Following a down-to-the-wire season with the UBC Thunderbirds, Wynn Brown ’24 is preparing for one of the biggest competitions of her under-21 career. Brown has been named to Team Canada’s roster for the 2025 Junior Women’s World Cup, which runs Dec. 1-13 in Santiago, Chile.
The selection caps a busy year for the Brown sisters. In August, Wynn and her younger sister, Grade 12 student Mackenna Brown, competed at the Junior Pan American Games in Paraguay. They were joined by Rebecca Stone ’23, who captained that Canadian squad. Stone was also named to the Junior World Cup roster but chose to step back to focus on her studies at UVic after the Vikes’ strong fall season, which included a Canada West conference gold and U SPORTS national silver.
“It is an opportunity that I am incredibly grateful and excited for,” Wynn said. “We spend years preparing for international competitions, so I feel extremely fortunate to experience the World Cup alongside longtime teammates.”
The Junior World Cup falls in the middle of UBC’s exam period, creating a significant challenge for a second-year student balancing coursework with national-team duties.
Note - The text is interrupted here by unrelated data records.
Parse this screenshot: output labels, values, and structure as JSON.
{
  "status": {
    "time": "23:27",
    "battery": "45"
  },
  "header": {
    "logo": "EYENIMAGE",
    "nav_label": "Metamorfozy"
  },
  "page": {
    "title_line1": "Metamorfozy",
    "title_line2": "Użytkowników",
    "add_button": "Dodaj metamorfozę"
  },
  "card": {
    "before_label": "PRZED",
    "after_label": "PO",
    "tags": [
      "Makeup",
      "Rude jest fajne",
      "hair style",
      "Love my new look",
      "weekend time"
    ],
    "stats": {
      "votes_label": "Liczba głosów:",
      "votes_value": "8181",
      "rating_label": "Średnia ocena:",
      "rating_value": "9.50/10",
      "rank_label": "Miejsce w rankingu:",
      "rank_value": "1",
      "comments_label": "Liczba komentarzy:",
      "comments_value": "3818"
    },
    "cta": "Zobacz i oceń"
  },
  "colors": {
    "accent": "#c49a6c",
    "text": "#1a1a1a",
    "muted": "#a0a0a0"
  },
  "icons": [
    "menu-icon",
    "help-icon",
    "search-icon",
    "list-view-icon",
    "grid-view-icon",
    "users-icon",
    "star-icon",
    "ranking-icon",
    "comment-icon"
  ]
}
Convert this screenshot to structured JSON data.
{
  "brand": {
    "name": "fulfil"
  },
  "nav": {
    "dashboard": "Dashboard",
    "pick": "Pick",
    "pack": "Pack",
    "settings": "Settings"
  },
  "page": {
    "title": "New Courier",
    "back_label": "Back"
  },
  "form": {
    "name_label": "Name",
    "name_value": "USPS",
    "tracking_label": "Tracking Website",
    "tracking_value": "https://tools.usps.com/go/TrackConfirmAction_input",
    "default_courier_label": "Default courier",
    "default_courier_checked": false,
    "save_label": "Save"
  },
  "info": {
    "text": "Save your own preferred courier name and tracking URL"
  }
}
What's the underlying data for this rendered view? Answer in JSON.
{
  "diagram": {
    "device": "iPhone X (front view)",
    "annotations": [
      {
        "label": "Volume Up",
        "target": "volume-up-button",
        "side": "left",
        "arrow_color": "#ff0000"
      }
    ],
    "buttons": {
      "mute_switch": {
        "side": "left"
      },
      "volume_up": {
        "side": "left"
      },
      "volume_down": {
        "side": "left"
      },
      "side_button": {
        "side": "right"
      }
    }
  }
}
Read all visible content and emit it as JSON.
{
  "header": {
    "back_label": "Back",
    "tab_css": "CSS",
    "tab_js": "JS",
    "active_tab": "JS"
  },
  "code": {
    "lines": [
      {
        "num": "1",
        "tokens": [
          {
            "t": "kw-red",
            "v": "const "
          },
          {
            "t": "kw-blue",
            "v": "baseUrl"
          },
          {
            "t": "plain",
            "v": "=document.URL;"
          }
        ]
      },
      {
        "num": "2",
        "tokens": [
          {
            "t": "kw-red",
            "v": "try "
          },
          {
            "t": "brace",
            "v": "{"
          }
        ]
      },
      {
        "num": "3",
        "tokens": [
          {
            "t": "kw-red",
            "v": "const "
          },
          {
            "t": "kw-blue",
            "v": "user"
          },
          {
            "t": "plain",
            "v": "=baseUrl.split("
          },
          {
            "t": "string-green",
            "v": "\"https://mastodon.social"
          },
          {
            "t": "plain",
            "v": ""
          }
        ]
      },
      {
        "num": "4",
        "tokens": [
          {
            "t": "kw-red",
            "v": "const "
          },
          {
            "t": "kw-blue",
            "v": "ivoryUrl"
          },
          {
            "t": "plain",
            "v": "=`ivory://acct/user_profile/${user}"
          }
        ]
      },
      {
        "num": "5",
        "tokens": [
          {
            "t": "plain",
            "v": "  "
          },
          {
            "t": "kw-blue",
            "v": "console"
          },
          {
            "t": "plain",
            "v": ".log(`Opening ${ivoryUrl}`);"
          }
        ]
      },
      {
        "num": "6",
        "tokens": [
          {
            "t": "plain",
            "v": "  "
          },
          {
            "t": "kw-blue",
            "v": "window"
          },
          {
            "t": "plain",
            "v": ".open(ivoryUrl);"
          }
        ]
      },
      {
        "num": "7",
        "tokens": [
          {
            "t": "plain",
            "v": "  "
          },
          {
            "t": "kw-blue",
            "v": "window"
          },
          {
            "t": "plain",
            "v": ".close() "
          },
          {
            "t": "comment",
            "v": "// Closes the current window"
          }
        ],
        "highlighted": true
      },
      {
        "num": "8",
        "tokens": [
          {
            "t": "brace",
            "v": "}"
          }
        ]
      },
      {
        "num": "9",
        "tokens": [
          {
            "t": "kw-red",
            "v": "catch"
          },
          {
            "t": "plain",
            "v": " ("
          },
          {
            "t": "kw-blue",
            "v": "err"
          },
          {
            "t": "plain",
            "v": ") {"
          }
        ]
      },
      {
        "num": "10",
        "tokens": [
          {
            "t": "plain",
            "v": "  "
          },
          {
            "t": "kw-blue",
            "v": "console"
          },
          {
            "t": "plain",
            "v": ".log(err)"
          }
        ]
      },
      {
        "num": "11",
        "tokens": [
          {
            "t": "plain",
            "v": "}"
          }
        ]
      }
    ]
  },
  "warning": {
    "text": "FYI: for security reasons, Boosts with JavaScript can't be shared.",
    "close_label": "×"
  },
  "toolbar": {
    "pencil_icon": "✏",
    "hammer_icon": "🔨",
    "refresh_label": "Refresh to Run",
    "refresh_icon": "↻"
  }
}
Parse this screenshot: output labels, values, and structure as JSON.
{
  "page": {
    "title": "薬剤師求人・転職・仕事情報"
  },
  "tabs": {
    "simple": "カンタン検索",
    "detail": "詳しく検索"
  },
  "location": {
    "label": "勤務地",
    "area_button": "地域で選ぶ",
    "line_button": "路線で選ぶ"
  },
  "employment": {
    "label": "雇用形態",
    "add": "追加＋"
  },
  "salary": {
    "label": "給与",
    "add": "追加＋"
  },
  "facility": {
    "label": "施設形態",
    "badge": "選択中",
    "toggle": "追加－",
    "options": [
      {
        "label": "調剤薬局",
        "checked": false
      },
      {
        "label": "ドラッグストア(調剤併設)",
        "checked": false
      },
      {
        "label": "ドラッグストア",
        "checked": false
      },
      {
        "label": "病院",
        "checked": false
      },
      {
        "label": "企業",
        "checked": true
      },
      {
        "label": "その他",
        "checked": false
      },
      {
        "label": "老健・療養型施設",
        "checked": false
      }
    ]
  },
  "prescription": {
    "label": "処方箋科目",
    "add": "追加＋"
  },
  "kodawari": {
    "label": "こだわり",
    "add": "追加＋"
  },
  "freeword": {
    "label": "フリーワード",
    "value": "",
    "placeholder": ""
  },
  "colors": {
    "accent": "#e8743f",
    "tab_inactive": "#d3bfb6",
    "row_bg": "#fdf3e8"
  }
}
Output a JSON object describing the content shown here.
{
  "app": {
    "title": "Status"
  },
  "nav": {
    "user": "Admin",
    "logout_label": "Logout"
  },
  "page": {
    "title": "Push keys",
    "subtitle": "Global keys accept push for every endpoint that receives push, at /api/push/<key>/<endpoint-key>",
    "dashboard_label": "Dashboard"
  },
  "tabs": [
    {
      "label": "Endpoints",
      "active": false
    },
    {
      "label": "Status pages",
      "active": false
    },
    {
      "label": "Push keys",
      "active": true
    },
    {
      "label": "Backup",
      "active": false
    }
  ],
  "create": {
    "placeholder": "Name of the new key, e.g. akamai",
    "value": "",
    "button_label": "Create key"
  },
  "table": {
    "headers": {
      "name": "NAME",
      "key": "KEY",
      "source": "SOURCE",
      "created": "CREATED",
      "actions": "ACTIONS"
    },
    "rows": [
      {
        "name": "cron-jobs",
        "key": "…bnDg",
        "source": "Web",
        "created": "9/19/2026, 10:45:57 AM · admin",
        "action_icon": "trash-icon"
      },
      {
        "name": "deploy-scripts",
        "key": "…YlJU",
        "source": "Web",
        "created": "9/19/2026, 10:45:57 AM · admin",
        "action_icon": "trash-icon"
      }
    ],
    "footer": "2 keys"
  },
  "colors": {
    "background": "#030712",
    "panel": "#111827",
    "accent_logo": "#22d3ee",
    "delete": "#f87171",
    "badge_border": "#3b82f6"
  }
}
Brown said her time as a SMUS boarder helped her build the skills she now relies on.
“The time management and organizational skills I gained as a boarder at SMUS gave me all the tools I needed to make sure the conflict does not hold me back, while still achieving my academic goals as a Neuroscience student,” the Winslow House grad said.
Over her three years at SMUS, Wynn also juggled experiences with Canadian Youth National Team tours including an Under-16 series against the USA in Grade 10, an Under-18 tour against France in Grade 11 and an Under-18 tour in Scotland and Wales in Grade 12. Wynn was a key contributor to SMUS teams that won AA provincial banners in both field hockey and soccer in the 2022-23 school year and was a captain on both teams in her Grade 12 season.
In her graduating year Wynn was awarded the Nancy Mollenhauer Cup as the top player for the Senior Girls Field Hockey Team, the Field Hockey Team award as voted by her teammates, the Carol Lobb Award that combines athletic and academic achievement and the Athletic Director's Merit Award for her international achievements.
The Brown sisters also follow their mother and SMUS alumna Joanna Muir ’87, who recently represented Canada at the 2024 World Masters Cup in New Zealand.
“This will be my second major international tournament and I am most excited to play the best teams in the world,” Brown said. “Challenges like these fuel my love for sport. With only five junior international caps so far, I am looking forward to taking each game minute by minute and growing as much as I can.”
The 24-team Junior World Cup opens Dec. 1. Canada is grouped with Australia, Scotland and Spain and faces Australia on Dec. 2.